Are collard greens perennial, biennial or annual?

Photo Credit: mlinksva via Compfight

Photo Credit: mlinksva via Compfight

(This post was updated on May 18, 2020)

When is a perennial not a perennial? One of our readers pointed out that collard greens are not perennial, although we included them in a list of vegetables that will regrow from year to year. That raised a rather vexing issue, which we thought was worth further exploration.

Although scientifically a plant may be classified as annual, biennial or perennial, in practice there is a lot of grey area. And, to answer conclusively whether collard greens are considered perennial or not, can be a frustrating exercise indeed.

Technically speaking, our reader is right: collards are not perennial but rather biennial. However, in certain areas, they act like perennials.

“It has to do with where they’re being grown,” says Heidi Carmichael, trial horticulturalist with Vesey’s Seeds in York, Prince Edward Island. “In areas where winters are milder, there is a higher chance of them acting as a perennial.”

So, under good growing conditions, if you leave the plants, Carmichael says they will self-seed and come back the following year. On the other hand, in years with a colder winter, the plants may not come back at all.

“Certain varieties will probably be more viable than others,” says Carmichael, who field-tested a slow-bolting variety of collards called Flash at Vesey’s a few years ago.

Horticulture supervisor at the Halifax Public Gardens, Bev MacPhail, says collards are well suited to the Canadian Maritimes because they will take cold weather and can be harvested during the winter. “Especially if they are given some protection,” she says. In fact, MacPhail says their flavour is actually enhanced by frost.

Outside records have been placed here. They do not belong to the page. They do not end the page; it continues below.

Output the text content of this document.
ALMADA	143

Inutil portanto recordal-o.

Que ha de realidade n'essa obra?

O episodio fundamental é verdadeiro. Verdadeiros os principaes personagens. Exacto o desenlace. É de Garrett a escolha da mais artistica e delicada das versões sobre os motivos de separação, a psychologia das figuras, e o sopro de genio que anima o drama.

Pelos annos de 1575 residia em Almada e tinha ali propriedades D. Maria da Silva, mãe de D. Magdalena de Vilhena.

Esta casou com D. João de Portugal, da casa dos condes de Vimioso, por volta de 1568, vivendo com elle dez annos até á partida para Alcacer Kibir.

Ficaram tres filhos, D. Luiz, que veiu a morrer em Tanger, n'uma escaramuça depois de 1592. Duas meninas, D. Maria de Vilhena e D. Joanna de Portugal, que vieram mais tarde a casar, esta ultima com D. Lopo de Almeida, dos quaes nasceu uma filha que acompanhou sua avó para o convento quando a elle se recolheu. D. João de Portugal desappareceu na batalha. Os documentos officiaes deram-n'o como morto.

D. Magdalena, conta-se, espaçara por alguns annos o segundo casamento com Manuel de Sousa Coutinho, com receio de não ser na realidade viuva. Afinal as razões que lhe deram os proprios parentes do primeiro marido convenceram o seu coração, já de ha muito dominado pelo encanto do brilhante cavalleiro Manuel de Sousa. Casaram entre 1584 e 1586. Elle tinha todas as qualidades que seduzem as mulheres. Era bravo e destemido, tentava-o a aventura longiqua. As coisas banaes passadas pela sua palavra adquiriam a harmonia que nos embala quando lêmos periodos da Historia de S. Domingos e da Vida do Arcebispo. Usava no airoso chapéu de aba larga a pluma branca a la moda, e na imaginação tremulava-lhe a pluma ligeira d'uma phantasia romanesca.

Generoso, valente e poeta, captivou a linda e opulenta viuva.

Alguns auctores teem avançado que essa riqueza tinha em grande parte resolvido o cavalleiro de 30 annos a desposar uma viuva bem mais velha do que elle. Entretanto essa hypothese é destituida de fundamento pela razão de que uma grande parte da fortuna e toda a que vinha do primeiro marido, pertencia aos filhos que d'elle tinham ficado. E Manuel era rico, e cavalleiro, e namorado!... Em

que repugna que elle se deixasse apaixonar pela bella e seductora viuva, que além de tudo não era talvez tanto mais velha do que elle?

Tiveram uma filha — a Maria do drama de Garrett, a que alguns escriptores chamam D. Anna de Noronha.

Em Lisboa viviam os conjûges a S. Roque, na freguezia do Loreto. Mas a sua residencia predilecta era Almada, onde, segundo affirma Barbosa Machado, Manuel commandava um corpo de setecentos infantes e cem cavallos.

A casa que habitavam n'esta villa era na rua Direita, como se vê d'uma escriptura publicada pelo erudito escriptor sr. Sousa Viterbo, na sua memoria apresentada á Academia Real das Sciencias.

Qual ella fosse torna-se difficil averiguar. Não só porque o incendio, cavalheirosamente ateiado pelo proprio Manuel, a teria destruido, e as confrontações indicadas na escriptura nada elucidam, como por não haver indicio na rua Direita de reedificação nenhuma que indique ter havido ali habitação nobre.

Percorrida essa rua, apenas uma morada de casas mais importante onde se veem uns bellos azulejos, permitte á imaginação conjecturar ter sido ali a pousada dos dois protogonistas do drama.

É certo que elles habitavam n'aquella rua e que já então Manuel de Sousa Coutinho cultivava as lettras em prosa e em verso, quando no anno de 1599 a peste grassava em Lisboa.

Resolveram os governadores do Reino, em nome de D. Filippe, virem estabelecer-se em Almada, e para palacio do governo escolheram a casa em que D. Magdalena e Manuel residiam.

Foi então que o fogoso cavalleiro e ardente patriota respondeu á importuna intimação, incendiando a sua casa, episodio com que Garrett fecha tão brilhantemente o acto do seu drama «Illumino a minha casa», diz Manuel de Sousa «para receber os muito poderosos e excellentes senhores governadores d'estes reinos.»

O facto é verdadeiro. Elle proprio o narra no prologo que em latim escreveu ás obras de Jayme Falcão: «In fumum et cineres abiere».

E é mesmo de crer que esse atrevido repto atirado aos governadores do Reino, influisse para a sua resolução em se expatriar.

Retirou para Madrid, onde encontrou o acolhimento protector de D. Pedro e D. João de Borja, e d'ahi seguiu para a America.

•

Many gardeners choose to grow collards as an annual, which ensures quality of taste and vigourous growth. But technically, “they are a biennial, so will go to seed in the second year,” she confirms.

[If you’ve had a ‘perennial’ experience with collards, we’d love to hear from you. Leave us a comment — Ed.]

This Post Has 6 Comments

  1. jonathanloftin says:

    Collards are typically grown as an annual, and it’s true that their seed cycle is biennial like the rest of the cabbages. But it is also true that they are short-lived perennials in most climates, if allowed. I’m not talking about reseeding. I’m talking about the same mature plant living for several years. I have a collard plant that I planted in 2011 that is still vigorous and producing leaves. Our winters are generally mild, but this plant survived temperatures down to about zero F in December of 2013. I let it go to seed this year (2015), thinking that it would die after that, but after I cut the seed heads in July it produced a new flush of leaves and looks good to overwinter again. It’s not pretty… a thick gnarly head on a somewhat saggy, sprawly stalk, but I wouldn’t have it any other way!

  2. Lynne says:

    I grew one plant, Collard “Morris Heading”, for the first time in 2019. It was sown from seed in autumn (March) and, during our winter (June-Aug), it was slow to get started and didn’t do much at all for several months. In Spring, it finally started growing more leaves. We had a hot, dry summer (Nov 2019-Jan 2020) with temperatures in excess of 40°C on many occasions, followed by torrential rain in Feb with the resultant high humidity. The Morris Heading Collard plant started to bolt at the beginning of summer, I collected seed, and expected that to be the end – then it settled and started growing again! Just as well, because the chickens love the leaves and it’s the only brassica that can be relied upon! I’ll be keeping this plant for as long as it will keep growing and sowing more for sure! (western Sydney, NSW, warm, temperate climate; lowest minimum about -3°C; highest maximum 48°C; average rainfall 700mm; no snow)

  3. Paintedfrog says:

    I grew collards last year for the 2nd time and left the bear stalks over the winter. It was a mild winter only going below 20 degrees for short amounts of time. This spring half my collards have new growth on top and down by the base. I’m going to try to cut and root the new growth from the base but I can’t find much info on how to best do this. Wish me luck.

  4. Rob Wheeler says:

    A few years ago I had a collard plant that lasted for several years. I didn’t do anything to it other than to harvest the leaves. After the first year the stem brached out and leaned over into the dirt and then re-rooted. After 2 or 3 years the one plant had multiplied into a number of interconnected but still individual plants. I think after 3 or 4 years a prolonged cold winter and snow must have got to it and killed it.

    I am going to try again this year.